Here’s the part I am deeply honest about:
Passion alone is not enough.
I have seen extraordinary relational practice undermined by weak systems.
I have seen incredible leaders exhausted because everything sits in their head.
I have seen brilliant care left vulnerable because it wasn’t documented, structured or quality assured.
Compassion without clarity becomes fragile.
That is why my work, and my heart, sits in the bridge between care and compliance.
Not to dilute the passion.
Not to regulate the sector.
But to protect it.
When compliance is designed properly for Alternative Provision, it doesn’t suffocate heart.
It safeguards it.
It ensures:
– Children are protected
– Staff are protected
– Organisations are protected
– Commissioners have confidence
– Families feel safe
And most importantly, young people know the adults around them are accountable.

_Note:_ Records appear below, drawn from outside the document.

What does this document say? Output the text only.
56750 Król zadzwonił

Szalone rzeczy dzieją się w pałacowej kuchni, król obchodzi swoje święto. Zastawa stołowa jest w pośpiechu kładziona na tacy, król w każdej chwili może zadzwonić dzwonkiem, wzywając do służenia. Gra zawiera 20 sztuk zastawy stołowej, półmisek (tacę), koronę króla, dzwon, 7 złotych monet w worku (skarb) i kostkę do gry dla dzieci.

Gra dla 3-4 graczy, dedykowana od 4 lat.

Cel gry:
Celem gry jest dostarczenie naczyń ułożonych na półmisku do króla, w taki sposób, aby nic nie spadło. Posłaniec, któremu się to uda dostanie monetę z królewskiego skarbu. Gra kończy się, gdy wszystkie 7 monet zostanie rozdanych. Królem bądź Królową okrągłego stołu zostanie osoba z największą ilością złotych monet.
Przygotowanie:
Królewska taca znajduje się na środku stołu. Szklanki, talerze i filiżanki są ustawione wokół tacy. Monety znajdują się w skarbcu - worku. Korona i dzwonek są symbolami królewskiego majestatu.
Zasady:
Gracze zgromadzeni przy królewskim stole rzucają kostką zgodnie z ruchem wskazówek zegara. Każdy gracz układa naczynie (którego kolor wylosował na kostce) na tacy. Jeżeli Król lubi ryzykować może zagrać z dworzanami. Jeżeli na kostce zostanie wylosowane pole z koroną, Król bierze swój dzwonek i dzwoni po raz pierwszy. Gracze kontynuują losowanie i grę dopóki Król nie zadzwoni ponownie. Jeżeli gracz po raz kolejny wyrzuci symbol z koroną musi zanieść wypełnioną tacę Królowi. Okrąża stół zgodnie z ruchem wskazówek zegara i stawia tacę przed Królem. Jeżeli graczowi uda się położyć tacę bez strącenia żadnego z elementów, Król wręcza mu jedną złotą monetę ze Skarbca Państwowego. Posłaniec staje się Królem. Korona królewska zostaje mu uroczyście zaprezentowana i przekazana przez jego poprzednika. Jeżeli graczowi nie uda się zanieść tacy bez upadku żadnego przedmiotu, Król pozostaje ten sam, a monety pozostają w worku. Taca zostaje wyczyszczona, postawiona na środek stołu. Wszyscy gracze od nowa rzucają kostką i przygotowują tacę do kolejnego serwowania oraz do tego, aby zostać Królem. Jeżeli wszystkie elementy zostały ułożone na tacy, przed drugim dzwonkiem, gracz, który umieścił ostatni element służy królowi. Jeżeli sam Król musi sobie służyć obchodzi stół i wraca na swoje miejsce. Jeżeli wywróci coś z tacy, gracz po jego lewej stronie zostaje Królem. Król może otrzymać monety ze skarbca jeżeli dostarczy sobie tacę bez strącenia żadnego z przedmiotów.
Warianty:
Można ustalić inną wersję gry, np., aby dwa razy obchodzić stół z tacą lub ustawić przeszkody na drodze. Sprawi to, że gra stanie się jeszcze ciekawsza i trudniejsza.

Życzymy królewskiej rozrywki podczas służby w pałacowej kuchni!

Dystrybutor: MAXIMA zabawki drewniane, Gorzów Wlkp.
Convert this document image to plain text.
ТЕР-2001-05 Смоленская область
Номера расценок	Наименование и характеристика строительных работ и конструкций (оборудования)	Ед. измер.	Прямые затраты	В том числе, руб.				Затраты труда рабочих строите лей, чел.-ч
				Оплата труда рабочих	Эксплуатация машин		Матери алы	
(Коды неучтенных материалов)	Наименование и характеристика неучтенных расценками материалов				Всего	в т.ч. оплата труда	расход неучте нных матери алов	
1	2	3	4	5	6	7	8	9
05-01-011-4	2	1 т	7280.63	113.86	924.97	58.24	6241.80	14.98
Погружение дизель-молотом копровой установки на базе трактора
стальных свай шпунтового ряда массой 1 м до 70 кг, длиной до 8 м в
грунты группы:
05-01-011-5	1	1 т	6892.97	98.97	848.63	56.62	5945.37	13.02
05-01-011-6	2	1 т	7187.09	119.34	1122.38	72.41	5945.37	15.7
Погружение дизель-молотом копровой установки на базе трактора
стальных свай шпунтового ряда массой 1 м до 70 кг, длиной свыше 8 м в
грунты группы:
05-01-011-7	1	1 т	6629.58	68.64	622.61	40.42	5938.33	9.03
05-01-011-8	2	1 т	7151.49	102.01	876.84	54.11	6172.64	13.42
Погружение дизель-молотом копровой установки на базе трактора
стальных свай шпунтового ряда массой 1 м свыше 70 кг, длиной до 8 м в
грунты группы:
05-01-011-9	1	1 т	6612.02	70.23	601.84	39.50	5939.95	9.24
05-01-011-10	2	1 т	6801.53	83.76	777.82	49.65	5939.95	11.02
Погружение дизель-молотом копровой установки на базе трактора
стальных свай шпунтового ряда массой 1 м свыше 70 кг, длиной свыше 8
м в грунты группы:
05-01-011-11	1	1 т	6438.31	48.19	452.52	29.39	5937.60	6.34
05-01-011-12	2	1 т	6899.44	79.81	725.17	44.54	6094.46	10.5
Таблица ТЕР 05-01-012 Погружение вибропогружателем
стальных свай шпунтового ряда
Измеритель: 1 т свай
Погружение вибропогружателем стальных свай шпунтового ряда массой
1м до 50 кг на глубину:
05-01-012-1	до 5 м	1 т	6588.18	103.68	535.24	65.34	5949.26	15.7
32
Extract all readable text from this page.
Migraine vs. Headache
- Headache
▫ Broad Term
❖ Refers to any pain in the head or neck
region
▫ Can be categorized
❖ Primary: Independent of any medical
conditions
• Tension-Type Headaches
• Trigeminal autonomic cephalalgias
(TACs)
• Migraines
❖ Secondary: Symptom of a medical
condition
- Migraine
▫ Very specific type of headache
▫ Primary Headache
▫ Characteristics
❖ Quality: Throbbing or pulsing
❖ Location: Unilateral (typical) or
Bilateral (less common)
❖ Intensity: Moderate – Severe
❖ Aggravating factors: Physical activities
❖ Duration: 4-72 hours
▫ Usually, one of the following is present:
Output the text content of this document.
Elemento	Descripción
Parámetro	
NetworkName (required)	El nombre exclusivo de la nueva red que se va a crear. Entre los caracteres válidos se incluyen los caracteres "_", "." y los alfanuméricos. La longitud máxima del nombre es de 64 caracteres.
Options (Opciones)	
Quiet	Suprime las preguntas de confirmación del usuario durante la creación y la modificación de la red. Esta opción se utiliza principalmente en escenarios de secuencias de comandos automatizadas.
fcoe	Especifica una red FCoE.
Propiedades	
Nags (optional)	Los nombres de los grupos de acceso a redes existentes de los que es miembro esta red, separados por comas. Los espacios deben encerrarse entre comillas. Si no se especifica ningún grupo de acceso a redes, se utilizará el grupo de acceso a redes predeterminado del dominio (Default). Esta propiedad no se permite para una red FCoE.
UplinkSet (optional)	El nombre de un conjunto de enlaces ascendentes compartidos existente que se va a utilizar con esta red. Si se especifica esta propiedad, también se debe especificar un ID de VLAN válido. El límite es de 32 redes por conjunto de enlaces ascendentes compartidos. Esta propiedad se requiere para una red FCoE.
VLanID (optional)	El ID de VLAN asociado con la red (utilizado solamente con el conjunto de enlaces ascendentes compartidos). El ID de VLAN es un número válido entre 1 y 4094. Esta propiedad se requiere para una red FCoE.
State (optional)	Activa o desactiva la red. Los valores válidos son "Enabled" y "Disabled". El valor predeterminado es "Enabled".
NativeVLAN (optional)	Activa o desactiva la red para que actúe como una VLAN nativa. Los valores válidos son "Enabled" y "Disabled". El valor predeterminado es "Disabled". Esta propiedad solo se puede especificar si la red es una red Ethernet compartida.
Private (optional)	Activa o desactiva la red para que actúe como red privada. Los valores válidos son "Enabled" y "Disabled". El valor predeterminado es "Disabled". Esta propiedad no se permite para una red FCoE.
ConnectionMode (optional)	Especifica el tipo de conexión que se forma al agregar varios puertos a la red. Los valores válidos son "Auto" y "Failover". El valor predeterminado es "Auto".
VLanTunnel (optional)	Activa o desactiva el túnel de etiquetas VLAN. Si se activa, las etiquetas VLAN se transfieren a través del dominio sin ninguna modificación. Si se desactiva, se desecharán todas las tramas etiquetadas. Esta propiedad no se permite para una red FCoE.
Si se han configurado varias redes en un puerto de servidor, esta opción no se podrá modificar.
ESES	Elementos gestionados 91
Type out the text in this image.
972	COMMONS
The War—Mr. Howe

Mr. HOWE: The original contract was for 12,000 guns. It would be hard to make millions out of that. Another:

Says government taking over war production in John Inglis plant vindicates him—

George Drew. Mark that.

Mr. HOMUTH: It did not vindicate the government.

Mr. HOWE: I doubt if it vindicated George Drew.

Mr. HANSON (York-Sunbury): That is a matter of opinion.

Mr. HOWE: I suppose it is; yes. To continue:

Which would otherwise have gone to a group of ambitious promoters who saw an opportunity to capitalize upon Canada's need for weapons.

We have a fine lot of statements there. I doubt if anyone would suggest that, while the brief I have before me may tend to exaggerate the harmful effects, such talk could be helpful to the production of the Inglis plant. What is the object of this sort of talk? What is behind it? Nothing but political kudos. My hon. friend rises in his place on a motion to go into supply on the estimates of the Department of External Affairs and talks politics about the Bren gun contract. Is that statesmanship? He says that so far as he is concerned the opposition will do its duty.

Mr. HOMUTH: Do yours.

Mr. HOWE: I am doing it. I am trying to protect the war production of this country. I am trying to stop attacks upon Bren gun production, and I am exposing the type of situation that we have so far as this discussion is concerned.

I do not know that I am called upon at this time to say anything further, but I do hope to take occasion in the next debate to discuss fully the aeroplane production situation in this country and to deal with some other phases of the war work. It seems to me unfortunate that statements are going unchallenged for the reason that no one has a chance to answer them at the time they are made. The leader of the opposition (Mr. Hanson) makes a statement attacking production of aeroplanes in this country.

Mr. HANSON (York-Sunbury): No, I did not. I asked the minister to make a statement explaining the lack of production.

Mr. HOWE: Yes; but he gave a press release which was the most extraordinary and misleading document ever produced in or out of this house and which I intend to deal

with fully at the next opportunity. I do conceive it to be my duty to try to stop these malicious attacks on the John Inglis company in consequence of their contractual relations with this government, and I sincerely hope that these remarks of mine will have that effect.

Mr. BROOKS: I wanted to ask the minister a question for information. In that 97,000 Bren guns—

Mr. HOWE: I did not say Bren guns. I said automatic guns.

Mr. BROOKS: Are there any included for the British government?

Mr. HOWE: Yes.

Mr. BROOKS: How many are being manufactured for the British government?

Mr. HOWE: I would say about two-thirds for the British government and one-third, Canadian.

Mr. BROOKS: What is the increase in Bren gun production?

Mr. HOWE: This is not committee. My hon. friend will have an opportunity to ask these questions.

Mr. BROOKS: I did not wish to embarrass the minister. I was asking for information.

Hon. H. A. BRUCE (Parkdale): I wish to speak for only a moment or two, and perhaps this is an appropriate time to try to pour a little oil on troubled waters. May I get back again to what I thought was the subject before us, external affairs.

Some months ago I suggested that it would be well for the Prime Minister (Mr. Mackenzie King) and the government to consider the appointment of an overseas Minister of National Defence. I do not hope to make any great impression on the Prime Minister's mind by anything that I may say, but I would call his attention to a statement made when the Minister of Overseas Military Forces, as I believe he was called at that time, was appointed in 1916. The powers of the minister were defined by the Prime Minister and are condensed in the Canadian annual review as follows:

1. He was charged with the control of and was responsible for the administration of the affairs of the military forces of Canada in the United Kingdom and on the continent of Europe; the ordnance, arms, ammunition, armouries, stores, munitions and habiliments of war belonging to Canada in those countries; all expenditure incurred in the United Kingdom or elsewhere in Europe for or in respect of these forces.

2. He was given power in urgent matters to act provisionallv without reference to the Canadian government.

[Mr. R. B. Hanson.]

Alternative Provision is not a second-best option.
The Narrative I Want Us to Own.
Alternative Provision is not a second-best option.
It is not a holding space.
It is not a dumping ground.
It is a sector full of people who care deeply, sometimes to the point of exhaustion.
And yes, quality must continue to evolve. We must exceed voluntary national standards. We must raise the bar collectively. We must evidence what we do and why we do it.
But as we professionalise, scale and strengthen the sector, we must never lose sight of what makes it powerful.
The undertone.
The passion.
The belief that every child, especially the ones who test us, challenge us, push us away, is still worthy of love, structure, safety and ambition.
That belief is the thread that runs through provisions across this country.
My mission isn’t to replace that thread.
It’s to weave structure around it so it can’t unravel.
Because when heart and excellence sit side by side, Alternative Provision doesn’t just survive.
It leads.
And I will always be proud to stand in a sector where compassion is the common ground, even as we work relentlessly to make quality exceptional everywhere.